Transfer learning for robust predictions in computational genomics
Dr Niranjan Nagarajan, Associate Professor, School of Computing
The use of machine learning on large and complex biological datasets has been instrumental in deriving meaningful insights from biological experiments. Even with constant advances in high-throughput experimental strategies, biological experiments are frequently constrained by sample availability (e.g., human tumor tissue), high experimental cost, and intrinsic biological and experimental variabilities (e.g., sequencing errors). Biological datasets therefore frequently present unique challenges to machine learning due to differences in sample type and experimental setup, small sample sizes from complex experiments, and distribution shifts (e.g., in vitro to in vivo). This thesis focuses on leveraging transfer learning techniques that aim to improve the performance of data-limited target tasks by utilizing data-rich source tasks. Three case studies are conducted to present the challenges and motivations and introduce novel methods in computational genomics demonstrating the utility of transfer learning.
The first case study focuses on predicting cancer drug responses using in vitro omics data. Due to the multitude of drugs and availability of in vitro models, some drugs were tested on only a limited number of samples. This, combined with the high dimensionality of data, can undermine the generalizability of the models trained for individual drugs. Multi-task learning (MTL) has been used to resolve this problem using joint models that predict responses to various tasks, i.e., drugs. However, MTL performance can be inferior to the single-drug model counterpart (i.e., negative transfer). We present TUGDA, a method that leverages task uncertainties and uses them to weigh task-to-feature transfers. Compared to existing MTL methods, TUGDA consistently reduced negative transfer on a large in vitro dataset. We also observed the fewest negative transfer cases for drugs with limited data, demonstrating the usefulness of TUGDA in pharmacogenomics.
The second case study analyzes in vivo cancer drug response prediction. A limitation, in this case, is the lack of in vivo drug response data. While in vitro datasets are frequently used to learn predictive models of cancer drug response, the models do not fully reflect the in vivo drug response due to tumor microenvironment, immune response, and other patients' health factors. To overcome this limitation, prior works either assumed that batch effects were the main source of differences to correct for between models or relied on assumptions that could lead to negative transfer. We extended TUGDA to generalize cancer drug response prediction from in vitro to in vivo. In contrast to existing methods, TUGDA adopts more realistic assumptions that penalize noisy features and presumes that these features are not conserved across domains. Comprehensive analysis showed that TUGDA outperformed several existing methods on a number of metrics, demonstrating the utility of TUGDA in transferring knowledge from in vitro to in vivo drug response prediction.

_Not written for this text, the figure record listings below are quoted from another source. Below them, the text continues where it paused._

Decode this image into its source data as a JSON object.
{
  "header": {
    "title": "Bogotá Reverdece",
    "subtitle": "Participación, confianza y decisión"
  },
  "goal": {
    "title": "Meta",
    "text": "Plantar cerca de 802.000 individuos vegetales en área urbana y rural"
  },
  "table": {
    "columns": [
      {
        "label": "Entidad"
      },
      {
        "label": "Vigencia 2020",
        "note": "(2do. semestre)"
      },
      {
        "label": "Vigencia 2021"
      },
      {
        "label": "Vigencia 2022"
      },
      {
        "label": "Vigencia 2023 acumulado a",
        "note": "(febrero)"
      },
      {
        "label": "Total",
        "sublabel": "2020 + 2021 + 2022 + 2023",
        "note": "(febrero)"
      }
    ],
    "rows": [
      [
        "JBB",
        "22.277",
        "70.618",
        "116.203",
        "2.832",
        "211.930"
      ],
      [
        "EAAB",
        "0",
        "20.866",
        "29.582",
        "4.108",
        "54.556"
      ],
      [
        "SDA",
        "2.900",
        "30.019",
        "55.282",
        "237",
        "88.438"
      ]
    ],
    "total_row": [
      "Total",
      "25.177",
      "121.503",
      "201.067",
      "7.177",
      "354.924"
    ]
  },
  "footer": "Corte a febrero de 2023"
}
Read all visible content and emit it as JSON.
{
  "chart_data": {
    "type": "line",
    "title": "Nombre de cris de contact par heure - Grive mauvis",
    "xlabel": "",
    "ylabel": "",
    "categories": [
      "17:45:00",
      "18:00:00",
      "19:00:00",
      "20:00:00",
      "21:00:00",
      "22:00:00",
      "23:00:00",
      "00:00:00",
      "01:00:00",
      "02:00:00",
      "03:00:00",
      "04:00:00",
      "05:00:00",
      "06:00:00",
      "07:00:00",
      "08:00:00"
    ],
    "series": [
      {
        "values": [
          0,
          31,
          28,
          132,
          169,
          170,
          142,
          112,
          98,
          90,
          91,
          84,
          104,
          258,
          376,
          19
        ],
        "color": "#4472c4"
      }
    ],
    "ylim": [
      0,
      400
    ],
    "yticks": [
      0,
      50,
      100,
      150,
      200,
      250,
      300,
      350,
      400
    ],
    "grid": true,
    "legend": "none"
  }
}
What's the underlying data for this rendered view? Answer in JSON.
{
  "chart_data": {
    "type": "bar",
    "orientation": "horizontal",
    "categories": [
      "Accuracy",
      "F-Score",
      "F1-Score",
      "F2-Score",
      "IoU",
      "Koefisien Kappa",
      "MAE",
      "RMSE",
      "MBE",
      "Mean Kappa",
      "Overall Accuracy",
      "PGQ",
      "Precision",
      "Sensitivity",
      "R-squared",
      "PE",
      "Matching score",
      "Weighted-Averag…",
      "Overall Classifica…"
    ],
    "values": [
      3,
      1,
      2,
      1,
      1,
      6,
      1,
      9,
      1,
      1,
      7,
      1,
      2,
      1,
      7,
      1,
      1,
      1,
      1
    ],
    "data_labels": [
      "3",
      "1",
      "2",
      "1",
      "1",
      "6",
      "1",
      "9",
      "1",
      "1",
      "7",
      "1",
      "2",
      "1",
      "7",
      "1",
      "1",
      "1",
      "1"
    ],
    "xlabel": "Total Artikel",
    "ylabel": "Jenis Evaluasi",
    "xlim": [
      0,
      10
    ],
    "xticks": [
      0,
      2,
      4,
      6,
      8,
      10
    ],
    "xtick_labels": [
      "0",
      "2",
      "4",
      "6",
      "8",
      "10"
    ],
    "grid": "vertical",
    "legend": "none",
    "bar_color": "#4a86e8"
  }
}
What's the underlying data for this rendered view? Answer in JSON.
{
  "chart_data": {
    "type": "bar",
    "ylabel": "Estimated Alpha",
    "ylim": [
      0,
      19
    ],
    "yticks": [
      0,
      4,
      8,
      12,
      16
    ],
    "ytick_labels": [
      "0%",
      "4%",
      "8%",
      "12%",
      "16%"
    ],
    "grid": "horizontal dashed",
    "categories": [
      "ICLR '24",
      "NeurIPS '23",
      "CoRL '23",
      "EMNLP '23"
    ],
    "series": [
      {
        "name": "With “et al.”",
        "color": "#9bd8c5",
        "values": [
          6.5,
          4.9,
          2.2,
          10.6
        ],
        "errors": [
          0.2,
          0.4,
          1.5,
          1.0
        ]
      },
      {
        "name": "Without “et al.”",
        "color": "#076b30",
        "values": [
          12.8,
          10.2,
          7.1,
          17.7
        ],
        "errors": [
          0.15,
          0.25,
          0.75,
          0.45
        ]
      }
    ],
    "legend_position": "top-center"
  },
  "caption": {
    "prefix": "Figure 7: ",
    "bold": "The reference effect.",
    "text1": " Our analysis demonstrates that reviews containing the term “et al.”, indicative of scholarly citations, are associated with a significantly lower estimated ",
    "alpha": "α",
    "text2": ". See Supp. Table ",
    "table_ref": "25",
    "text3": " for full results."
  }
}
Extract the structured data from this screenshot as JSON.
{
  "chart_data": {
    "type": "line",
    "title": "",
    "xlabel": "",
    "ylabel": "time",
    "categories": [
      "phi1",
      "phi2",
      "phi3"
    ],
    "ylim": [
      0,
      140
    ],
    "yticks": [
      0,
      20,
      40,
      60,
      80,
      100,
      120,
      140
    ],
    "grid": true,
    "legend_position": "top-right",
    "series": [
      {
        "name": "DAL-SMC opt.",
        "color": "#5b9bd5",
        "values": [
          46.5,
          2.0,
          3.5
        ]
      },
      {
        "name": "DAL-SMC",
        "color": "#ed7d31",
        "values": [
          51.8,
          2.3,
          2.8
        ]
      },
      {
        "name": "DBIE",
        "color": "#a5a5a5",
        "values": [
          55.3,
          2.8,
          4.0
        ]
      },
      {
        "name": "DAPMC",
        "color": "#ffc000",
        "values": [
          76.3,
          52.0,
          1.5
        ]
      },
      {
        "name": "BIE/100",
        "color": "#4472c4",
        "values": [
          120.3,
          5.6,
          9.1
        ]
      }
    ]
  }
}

The third case study examines a taxonomic classification problem, where sequencing reads from unknown organisms were compared with genome databases to identify microbial species in a given metagenomic sample. We focused on long-read sequencing technologies, which have several advantages in terms of accessibility and read length over existing next-generation sequencing technologies. However, the key challenges are the moderate to high sequencing error rate and the limited number of microbial species with long-read data. We present MetageNN, a long-read neural network taxonomic classification method that is robust to sequencing errors and missing genomes. MetageNN overcomes the lack of long-read data by training on k-mer profiles of sequences from a large genome database. The model relies on short kmer-profiles known to be less affected by sequencing errors to reduce the distribution gap between genome sequences and noisy long reads. MetageNN outperforms existing deep-learning tools on real long-read datasets. When compared to conventional tools, MetageNN offers a practical compromise between sensitivity, particularly when handling novel species, a small memory footprint compared to k-mer matching tools, and a faster prediction speed compared to read-mapping tools.
Taken together, this thesis demonstrated the broad utility of transfer learning in different challenges posed by biological complexity. We explored biological and experimental variabilities from cancer drug response prediction to microbial taxonomic classification. These findings illustrate the potential of the novel methods introduced and the different paradigms used in this work to address these unique challenges in computational genomics datasets.